Computing Community Consortium Blog

The goal of the Computing Community Consortium (CCC) is to catalyze the computing research community to debate longer range, more audacious research challenges; to build consensus around research visions; to evolve the most promising visions toward clearly defined initiatives; and to work with the funding organizations to move challenges and visions toward funding initiatives. The purpose of this blog is to provide a more immediate, online mechanism for dissemination of visioning concepts and community discussion/debate about them.


DHS Secretary Talks Cybersecurity Innovation, Workforce

October 27th, 2011 / in policy, research horizons, Research News / by Erwin Gianchandani

U.S. Secretary of Homeland Security speaking during a Washington Post Live Cybersecurity Breakfast this morning [image courtesy The Washington Post Co.].Before a packed room of leading government officials, technologists, and journalists in downtown Washington this morning, U.S. Secretary of Homeland Security Janet Napolitano stressed the need for a new public-private partnership framework that enables innovation and workforce development in cybersecurity in order to adequately protect our nation’s interests from cyber attacks. The event — Cybersecurity Breakfast: Protecting Our Nation’s Assets — was sponsored in part by Washington Post Live, the live journalism arm of The Washington Post Co., and held at the newspaper company’s headquarters.

Napolitano described the cybersecurity challenge in her opening remarks:

The risks to national and economic security from cyberspace affect us all. So we begin by saying that cybersecurity is a shared responsibility; everyone has a role to play. We have to have a concerted public-private partnership to protect that infrastructure. And the Department of Homeland Security plays an important role here. With our Federal partners, we are working to secure unclassified neworks… We are also partnering with owners and operators of critical infrastructure and key resources to support cybersecurity preparedness, incident mitigation, and immediate response.

 

But we need to do more… the attacks are increasing in frequency and complexity and in consequence. In fiscal year 2011 alone, our own Computer Emergency Readiness Team — US-CERT — responded to more than 100,000 incident reports and released more than 5,000 actionable cybersecurity alerts and information products. And we know that only a small proportion of cybersecurity incidents are reported to the government.

Later, during audience Q&A moderated by Washington Post Live Editor Mary Jordan, Napolitano elaborated on what makes these challenges unique (after the jump)…

I think cyber is different in important ways. First of all, the people who deal with cyber have a technological expertise that needs to be harnessed. And they need to be able to talk with each other. And you need to create the space in which those discussions can occur and technological exchange can be accomplished.

 

Secondly, we have a lot of public-private partnerships where we’re really just trying to be force-multipliers of each other, but [here] there’s a clear public domain and a clear private domain.

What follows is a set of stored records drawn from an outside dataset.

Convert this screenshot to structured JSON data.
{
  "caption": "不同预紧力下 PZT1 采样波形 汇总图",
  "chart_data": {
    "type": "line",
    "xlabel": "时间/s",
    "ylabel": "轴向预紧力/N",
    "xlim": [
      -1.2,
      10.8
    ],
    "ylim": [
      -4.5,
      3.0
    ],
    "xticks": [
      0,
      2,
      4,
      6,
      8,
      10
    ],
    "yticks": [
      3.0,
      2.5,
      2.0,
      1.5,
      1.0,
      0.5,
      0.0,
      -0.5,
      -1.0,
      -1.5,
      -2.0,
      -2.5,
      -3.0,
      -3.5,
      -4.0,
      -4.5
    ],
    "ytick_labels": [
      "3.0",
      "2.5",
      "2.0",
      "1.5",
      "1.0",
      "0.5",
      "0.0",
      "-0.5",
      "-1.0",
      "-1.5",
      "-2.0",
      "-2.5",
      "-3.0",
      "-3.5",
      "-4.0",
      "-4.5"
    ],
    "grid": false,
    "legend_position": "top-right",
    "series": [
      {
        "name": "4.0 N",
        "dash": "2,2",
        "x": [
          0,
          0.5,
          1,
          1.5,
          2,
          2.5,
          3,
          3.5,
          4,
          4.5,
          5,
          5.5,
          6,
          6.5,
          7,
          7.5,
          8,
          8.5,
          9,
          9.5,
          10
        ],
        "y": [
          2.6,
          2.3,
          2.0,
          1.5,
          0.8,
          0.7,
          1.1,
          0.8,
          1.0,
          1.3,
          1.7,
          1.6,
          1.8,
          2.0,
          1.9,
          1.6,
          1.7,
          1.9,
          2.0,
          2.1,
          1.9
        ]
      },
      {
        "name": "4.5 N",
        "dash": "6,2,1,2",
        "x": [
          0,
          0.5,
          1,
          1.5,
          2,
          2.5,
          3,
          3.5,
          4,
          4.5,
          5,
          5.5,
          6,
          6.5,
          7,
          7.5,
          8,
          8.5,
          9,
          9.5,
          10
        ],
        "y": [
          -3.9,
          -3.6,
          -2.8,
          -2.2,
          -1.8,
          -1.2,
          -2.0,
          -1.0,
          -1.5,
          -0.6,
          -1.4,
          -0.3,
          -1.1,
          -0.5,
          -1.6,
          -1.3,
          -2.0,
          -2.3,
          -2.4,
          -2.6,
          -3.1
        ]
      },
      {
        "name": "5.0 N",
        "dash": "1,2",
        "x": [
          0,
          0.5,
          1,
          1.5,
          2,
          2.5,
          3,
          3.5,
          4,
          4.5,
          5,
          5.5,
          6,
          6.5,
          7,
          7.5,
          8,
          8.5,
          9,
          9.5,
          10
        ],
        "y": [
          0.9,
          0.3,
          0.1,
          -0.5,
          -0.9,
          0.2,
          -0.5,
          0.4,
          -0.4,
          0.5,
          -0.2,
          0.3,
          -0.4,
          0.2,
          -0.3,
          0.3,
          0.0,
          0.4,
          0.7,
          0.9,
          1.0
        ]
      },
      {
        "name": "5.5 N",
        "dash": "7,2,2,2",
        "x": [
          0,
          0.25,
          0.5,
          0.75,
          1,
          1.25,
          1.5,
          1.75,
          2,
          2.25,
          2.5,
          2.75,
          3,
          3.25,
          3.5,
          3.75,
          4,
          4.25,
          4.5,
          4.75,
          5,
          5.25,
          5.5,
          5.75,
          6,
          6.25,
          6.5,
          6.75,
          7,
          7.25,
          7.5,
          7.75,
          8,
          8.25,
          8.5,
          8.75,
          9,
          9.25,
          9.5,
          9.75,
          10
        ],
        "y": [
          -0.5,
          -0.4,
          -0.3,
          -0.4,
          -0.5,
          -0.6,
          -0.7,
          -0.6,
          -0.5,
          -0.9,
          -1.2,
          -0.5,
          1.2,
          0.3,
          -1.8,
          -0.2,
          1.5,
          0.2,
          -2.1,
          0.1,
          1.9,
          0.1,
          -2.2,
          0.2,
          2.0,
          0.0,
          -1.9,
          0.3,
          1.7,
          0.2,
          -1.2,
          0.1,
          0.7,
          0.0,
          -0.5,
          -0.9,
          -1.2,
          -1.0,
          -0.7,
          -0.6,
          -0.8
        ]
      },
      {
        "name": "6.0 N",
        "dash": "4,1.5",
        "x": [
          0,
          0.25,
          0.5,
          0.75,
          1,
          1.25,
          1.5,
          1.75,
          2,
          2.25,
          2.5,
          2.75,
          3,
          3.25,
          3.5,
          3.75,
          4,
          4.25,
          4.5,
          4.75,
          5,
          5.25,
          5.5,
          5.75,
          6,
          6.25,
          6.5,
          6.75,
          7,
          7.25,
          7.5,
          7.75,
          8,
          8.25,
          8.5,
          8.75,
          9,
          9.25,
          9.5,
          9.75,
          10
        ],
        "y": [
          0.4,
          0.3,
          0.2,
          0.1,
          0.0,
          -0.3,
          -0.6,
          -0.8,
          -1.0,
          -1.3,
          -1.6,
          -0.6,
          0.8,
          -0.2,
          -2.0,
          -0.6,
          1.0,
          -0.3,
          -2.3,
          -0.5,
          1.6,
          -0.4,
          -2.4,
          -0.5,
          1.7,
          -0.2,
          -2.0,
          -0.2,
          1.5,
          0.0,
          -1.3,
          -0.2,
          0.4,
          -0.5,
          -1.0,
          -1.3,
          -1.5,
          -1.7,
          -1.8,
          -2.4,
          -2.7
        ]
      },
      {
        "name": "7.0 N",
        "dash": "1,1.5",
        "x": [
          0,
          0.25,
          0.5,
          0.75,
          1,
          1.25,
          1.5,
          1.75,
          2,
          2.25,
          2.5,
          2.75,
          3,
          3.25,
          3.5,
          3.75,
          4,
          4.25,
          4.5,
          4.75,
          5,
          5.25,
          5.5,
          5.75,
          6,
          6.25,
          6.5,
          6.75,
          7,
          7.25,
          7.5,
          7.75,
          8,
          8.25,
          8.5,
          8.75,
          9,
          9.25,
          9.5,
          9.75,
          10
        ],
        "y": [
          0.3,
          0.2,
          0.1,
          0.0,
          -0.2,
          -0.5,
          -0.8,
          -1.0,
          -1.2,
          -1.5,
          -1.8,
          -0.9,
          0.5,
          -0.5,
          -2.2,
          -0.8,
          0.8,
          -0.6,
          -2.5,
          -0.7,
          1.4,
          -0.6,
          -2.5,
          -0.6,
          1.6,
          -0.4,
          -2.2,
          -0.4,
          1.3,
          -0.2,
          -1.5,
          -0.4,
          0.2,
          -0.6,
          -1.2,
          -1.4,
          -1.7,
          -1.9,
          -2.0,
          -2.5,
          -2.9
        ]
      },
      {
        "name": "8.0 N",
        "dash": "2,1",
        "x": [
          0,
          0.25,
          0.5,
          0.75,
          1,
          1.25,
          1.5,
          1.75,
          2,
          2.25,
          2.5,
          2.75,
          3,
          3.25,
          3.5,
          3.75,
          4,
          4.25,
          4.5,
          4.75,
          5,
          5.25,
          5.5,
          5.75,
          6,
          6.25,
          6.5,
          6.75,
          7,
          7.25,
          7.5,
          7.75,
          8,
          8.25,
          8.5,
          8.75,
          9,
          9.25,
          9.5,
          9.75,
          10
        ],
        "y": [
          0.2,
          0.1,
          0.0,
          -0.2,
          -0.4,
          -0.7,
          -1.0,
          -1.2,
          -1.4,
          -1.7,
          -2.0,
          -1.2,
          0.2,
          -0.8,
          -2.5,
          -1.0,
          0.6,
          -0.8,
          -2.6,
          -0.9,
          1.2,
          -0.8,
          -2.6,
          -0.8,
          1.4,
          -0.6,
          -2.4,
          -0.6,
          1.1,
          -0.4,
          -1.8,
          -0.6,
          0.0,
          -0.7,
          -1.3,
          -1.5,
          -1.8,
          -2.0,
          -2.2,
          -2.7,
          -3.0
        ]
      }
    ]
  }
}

In [cybersecurity], where we’re talking about the nation’s critical infrastructure, there’s a huge public interest in making sure the private sector is doing what it says it’s going to do… because the consequences of failure [are that much greater]… So to just say that we’re in the same room totgether to talk about issues is not robust enough.

…discussed common cyber threats…

Theft of intellectual property, which is a huge economic issue for the U.S. — and a growing one. Because as an economy, we depend on innovation, and if people are stealing our intellectual property, that’s a big, big deal…

 

Intrusion into private infrastructures can take different forms — a denial of service attack (protecting against that, detecting that, immediately patch against that and provide notice, etc.), implanting a piece of malware, intrusions into private cyberinfrastructure… What we’re worried about is you have critical infrastructure — financial institutions, telecommunications, utilities — all of which [is] dependent upon cyber networks. And if they are intruded upon, if they are shut down, the economic impact is great…

 

[And] intrusions into government and civilian networks — [to learn for example] what positions the U.S. is going to take on certain matters by seeing what documents are being prepared.

…and briefly noted that the DHS’s Science and Technology Directorate is supporting research and innovation to help the department — and the nation — defend against these:

In our Science & Technology Directorate, we are regularly engaging with innovators and academic institutions [on things like] “here’s what we think we need to do our jobs” and “what kind of research is going on out there that would help us.” We have a whole experimental arm of the department that looks into that.

Napolitano also touched on a growing need for cybersecurity professionals, saying “if she could do one thing tomorrow” it would be to “have every cyber geek in the U.S. who is any good at detecting [hackers or threats] to come work for me.”

We’ve been increasing hiring over the last several years. We are five times as large as we were even two years ago, and we are going to be on that pace in the next year. The Office of Personnel Management has given us direct authority for hiring — which for those of you who know the government know is pretty rare — for up to 1,000 more cybersecurity professionals.

Archived video of the event will be available at Washington Post Live later today — and the newspaper is planning a special report on cybersecurity in the coming weeks.